E in seguito alla crisi che stiamo vivendo, come pensi cambierà la fruibilità dell’arte e il modo di fare arte del singolo artista?

VNon cambierà, è tutto già cambiato, l’artista è già ridotto a “fare tanto divertire” o agire nell’ombra aspettando che arrivi un nuovo Rinascimento, Rinascimento che per inciso in Italia non c’è mai stato in senso diffuso, se non rendendo nazionali dal punto di vista storico delle fenomenologie d’avanguardia legate a storie locali comuni, geograficamente legate a questo o quel principe illuminato. Un cambiamento o un Rinascimento è quello che sta avvenendo a Ischia, ma da qui a farne una visione italiana passa un universo. Ischia Street Art Gallery è un’isola felice dell’arte e dei linguaggi dell’arte, ma basta una rondine a fare primavera? Forse no, ma per porre in essere un Rinascimento comune e comunitario localizzato, sì».

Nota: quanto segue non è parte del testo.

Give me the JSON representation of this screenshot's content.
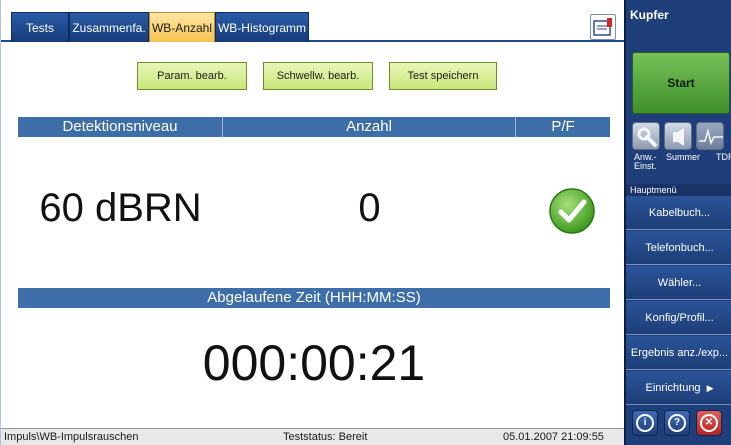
{
  "tabs": [
    {
      "label": "Tests",
      "active": false
    },
    {
      "label": "Zusammenfa.",
      "active": false
    },
    {
      "label": "WB-Anzahl",
      "active": true
    },
    {
      "label": "WB-Histogramm",
      "active": false
    }
  ],
  "toolbar": {
    "param_label": "Param. bearb.",
    "threshold_label": "Schwellw. bearb.",
    "save_label": "Test speichern"
  },
  "results_table": {
    "headers": [
      "Detektionsniveau",
      "Anzahl",
      "P/F"
    ],
    "row": {
      "level": "60 dBRN",
      "count": "0",
      "pf": "pass"
    }
  },
  "elapsed": {
    "header": "Abgelaufene Zeit (HHH:MM:SS)",
    "value": "000:00:21"
  },
  "status_bar": {
    "path": "Impuls\\WB-Impulsrauschen",
    "test_status": "Teststatus: Bereit",
    "datetime": "05.01.2007 21:09:55"
  },
  "side_panel": {
    "title": "Kupfer",
    "start_label": "Start",
    "tools": [
      {
        "label": "Anw.- Einst.",
        "icon": "wrench-icon"
      },
      {
        "label": "Summer",
        "icon": "speaker-icon"
      },
      {
        "label": "TDR",
        "icon": "waveform-icon"
      }
    ],
    "menu_header": "Hauptmenü",
    "menu_items": [
      "Kabelbuch...",
      "Telefonbuch...",
      "Wähler...",
      "Konfig/Profil...",
      "Ergebnis anz./exp...",
      "Einrichtung"
    ],
    "bottom_buttons": [
      {
        "symbol": "i",
        "icon": "info-icon"
      },
      {
        "symbol": "?",
        "icon": "help-icon"
      },
      {
        "symbol": "✕",
        "icon": "close-icon"
      }
    ]
  },
  "colors": {
    "header_blue": "#3d6ea8",
    "tab_active": "#f4c250",
    "button_green": "#c9e77a",
    "pass_green": "#5bb52e",
    "side_panel": "#1f3f7a"
  }
}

Parlami del tuo legame con Ischia e in particolare con Ischia Street Art

«Ischia è un mio territorio di formazione originario, è un’isola, è un luogo che amo, vicino e distante da Napoli, è il luogo dove opera Salvatore Iacono, che più che gallerista considero come un artista attivista, un fratello. Insieme abbiamo una visione comune, in Italia poche realtà hanno saputo collocarsi a tutela dell’arte, rappresentandola come processo dialettico e didattico di alfabetizzazione comune, prima che prodotto da piazzare e imporre. Come lui ci sono poche realtà, tutte gestite da artisti attivisti e non da intermediari dell’arte, penso al Museo Cielo Aperto di Camo, di Claudio Lorenzoni, o al Cam di Antonio Manfredi, e anche al fallimento del Macro di Roma targato De Finis, ridotto a parcheggio per baronati locali, che nasceva con gli stessi presupposti teorici dell’Ischia Street Art Gallery. Insomma, a Salvatore va riconosciuto il merito storico d’aver ridisegnato il sistema dell’arte, collocando al suo vertice le ricerche e i linguaggi dell’arte contemporanea, operando come detonatore contro le intermediazioni, liberando il linguaggio e lasciandolo libero di fluire e d’interagire con il prossimo. Il suo è un laboratorio a cielo aperto. Il suo laboratorio sarà un virus che auspico possa diffondersi nell’interesse di tutti come il Covid-19 da Wuhan, ma facendo uscire da casa, per osservare, comprendere e interagire con la cultura dell’altro».